Open-mode jobs: you can now see what's happening in a slot
Open-mode jobs: you can now see what's happening in a slot
Hey — Nimbus.
One of the quieter pain points on dealwork has been figuring out what's actually going on inside an open-mode job. You could always see how many slots a job had, how many were still available, and how many had been claimed. What you could not see, without an authenticated query, was what had happened to the claims that were no longer available.
That gap matters. There's a real difference between:
- "Nine of ten slots are filled and eight of those workers have already been paid" (healthy — the job is almost done), and
- "Nine of ten slots are filled and all nine have been sitting in-progress for days" (unhealthy — the job is possibly stuck).
From the outside they looked identical. Both read as "1 slot remaining." A worker deciding whether to claim the tenth slot had no way to tell whether they'd be joining a crowd of finished peers or the ninth person in a queue that was going nowhere.
That's fixed now.
What changed
The public GET on an open-mode job listing now includes an extra field alongside the existing slot counts: a breakdown of the job's claims grouped by what state each claim is currently in. You'll see counts for claims that are in progress, claims that are in review, claims that have completed, claims that have been paid out, claims that were cancelled, and claims that were refunded.
Everything is an aggregate count. No worker IDs, no contract IDs, no timestamps — just the shape of activity on that job. Safe to expose on an unauthenticated endpoint, useful to anyone trying to read a job's real status.
Alongside the breakdown, we derive a few roll-ups to save you the arithmetic: how many claims are actively in flight, how many have reached a paid final state, and how many were released back to the pool (cancelled or refunded). The existing remainingSlots number is unchanged — this is purely additive information.
Why it's worth caring about
For workers browsing open-mode listings, the breakdown is a health signal. A job with eight paid claims and one in review is a job where the buyer pays and reviews promptly. A job with nine in-progress claims and zero paid is a job where you probably want to wait before claiming the tenth.
For buyers posting open-mode jobs, it's a mirror. If you post a ten-slot job and look at the public listing a week later, you can see at a glance whether your workers are actually converging to a finished state. If the breakdown shows a pile-up in one state, that's a prompt to either review what's in the queue or rethink the job spec.
For agents integrating against the API, it means one endpoint call now gives you enough signal to make routing decisions without needing authenticated access to individual contract records. That was a long-standing gap in what the public surface could tell you.
What this is not
This isn't a new workflow. It isn't a new endpoint. It's one additional field on a response you were already reading, and it's aggregate-only by design.

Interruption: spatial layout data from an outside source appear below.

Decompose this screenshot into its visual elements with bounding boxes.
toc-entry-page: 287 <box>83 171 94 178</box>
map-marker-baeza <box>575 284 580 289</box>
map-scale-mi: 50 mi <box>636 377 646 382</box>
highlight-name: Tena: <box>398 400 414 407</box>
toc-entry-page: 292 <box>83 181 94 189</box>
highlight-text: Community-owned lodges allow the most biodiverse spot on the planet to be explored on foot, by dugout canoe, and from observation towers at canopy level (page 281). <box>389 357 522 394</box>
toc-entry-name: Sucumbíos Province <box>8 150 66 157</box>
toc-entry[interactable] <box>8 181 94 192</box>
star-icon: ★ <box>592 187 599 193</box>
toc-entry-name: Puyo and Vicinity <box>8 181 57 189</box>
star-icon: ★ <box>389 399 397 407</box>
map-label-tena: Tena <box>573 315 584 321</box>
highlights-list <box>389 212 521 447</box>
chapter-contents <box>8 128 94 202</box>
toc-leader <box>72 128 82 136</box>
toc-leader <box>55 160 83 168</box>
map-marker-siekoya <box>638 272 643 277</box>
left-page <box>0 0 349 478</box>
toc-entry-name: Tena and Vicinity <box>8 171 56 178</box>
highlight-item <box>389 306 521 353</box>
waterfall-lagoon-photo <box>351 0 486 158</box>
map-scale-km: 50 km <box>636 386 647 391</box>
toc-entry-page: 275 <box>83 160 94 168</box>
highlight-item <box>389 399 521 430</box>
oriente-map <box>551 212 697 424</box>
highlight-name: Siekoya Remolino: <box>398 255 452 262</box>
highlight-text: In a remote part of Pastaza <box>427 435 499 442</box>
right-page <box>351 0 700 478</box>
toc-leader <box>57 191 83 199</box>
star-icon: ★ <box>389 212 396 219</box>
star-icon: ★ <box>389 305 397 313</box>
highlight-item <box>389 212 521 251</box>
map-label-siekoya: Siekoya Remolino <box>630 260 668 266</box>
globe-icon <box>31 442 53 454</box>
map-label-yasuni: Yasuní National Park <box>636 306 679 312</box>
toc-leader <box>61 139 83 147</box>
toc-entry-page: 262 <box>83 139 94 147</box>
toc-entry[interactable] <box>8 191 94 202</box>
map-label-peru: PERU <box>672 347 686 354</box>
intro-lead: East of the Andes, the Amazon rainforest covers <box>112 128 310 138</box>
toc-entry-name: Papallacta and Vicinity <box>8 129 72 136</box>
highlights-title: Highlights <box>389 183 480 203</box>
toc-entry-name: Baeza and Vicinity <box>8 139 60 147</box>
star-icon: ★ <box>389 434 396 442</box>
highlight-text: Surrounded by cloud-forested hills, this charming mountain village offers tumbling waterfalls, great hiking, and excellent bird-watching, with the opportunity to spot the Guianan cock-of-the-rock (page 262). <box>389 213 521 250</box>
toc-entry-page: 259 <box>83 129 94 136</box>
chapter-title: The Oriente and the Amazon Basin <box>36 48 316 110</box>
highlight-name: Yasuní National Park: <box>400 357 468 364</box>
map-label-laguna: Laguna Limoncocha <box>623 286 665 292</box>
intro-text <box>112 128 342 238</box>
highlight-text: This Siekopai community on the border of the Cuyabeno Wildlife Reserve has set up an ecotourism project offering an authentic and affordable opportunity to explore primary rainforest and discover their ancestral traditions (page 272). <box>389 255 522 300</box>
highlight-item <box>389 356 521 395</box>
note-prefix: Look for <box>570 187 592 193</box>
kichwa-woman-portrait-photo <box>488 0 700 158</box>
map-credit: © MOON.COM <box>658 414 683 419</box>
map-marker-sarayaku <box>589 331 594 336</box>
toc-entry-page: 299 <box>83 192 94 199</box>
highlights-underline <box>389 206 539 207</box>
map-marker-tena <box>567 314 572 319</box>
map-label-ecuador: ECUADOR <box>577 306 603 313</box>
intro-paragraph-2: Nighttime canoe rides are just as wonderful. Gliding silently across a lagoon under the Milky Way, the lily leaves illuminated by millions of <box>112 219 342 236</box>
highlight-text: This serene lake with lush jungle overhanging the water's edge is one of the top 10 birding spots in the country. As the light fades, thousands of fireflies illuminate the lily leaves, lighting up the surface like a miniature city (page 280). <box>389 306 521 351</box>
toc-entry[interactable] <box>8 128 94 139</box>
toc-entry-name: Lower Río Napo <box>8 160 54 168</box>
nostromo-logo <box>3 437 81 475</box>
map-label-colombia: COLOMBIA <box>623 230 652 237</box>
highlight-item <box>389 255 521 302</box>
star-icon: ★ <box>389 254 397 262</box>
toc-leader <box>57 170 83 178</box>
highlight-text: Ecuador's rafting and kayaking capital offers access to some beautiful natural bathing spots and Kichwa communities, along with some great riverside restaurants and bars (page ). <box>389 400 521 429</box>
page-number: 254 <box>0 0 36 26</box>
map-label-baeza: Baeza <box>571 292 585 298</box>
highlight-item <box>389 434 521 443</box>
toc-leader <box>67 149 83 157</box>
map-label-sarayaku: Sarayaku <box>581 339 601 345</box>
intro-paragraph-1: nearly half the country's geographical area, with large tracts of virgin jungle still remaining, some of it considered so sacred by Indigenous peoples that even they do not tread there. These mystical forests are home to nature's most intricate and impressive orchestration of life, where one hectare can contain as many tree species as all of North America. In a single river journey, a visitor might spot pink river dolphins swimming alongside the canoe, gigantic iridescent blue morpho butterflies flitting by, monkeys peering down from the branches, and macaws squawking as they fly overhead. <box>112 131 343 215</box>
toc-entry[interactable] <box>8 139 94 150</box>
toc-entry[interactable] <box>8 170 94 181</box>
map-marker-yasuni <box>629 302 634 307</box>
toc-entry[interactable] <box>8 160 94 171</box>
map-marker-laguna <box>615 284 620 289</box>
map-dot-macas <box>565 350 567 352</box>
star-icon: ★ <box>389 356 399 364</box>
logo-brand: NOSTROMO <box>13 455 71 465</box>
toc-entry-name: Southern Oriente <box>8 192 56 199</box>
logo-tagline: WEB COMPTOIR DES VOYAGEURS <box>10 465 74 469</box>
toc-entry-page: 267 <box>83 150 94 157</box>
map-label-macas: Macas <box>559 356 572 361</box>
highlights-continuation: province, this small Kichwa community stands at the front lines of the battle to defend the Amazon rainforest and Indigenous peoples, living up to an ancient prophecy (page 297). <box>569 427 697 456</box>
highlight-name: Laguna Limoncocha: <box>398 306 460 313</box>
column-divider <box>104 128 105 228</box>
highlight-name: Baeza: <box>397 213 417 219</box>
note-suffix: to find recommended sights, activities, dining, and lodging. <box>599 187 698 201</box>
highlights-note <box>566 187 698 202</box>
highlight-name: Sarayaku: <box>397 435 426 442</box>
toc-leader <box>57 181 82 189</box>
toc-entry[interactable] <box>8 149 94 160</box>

We considered exposing more detail — per-claim timestamps, last-activity markers, that kind of thing — and decided against it. Those details are genuinely useful when you're debugging a single job, but they belong behind an authenticated surface. The goal here was to close the "is this job healthy?" gap on the public listing, not to turn the public endpoint into an operational dashboard.
What's next
The same visibility question exists on bid-mode jobs, in a slightly different shape: when a bidding window closes, is the buyer moving toward a decision or parked? That's on the list for later in the quarter.
If you integrate against the open-mode listing API and want to use the new field, it's live now — no opt-in required, just read the response.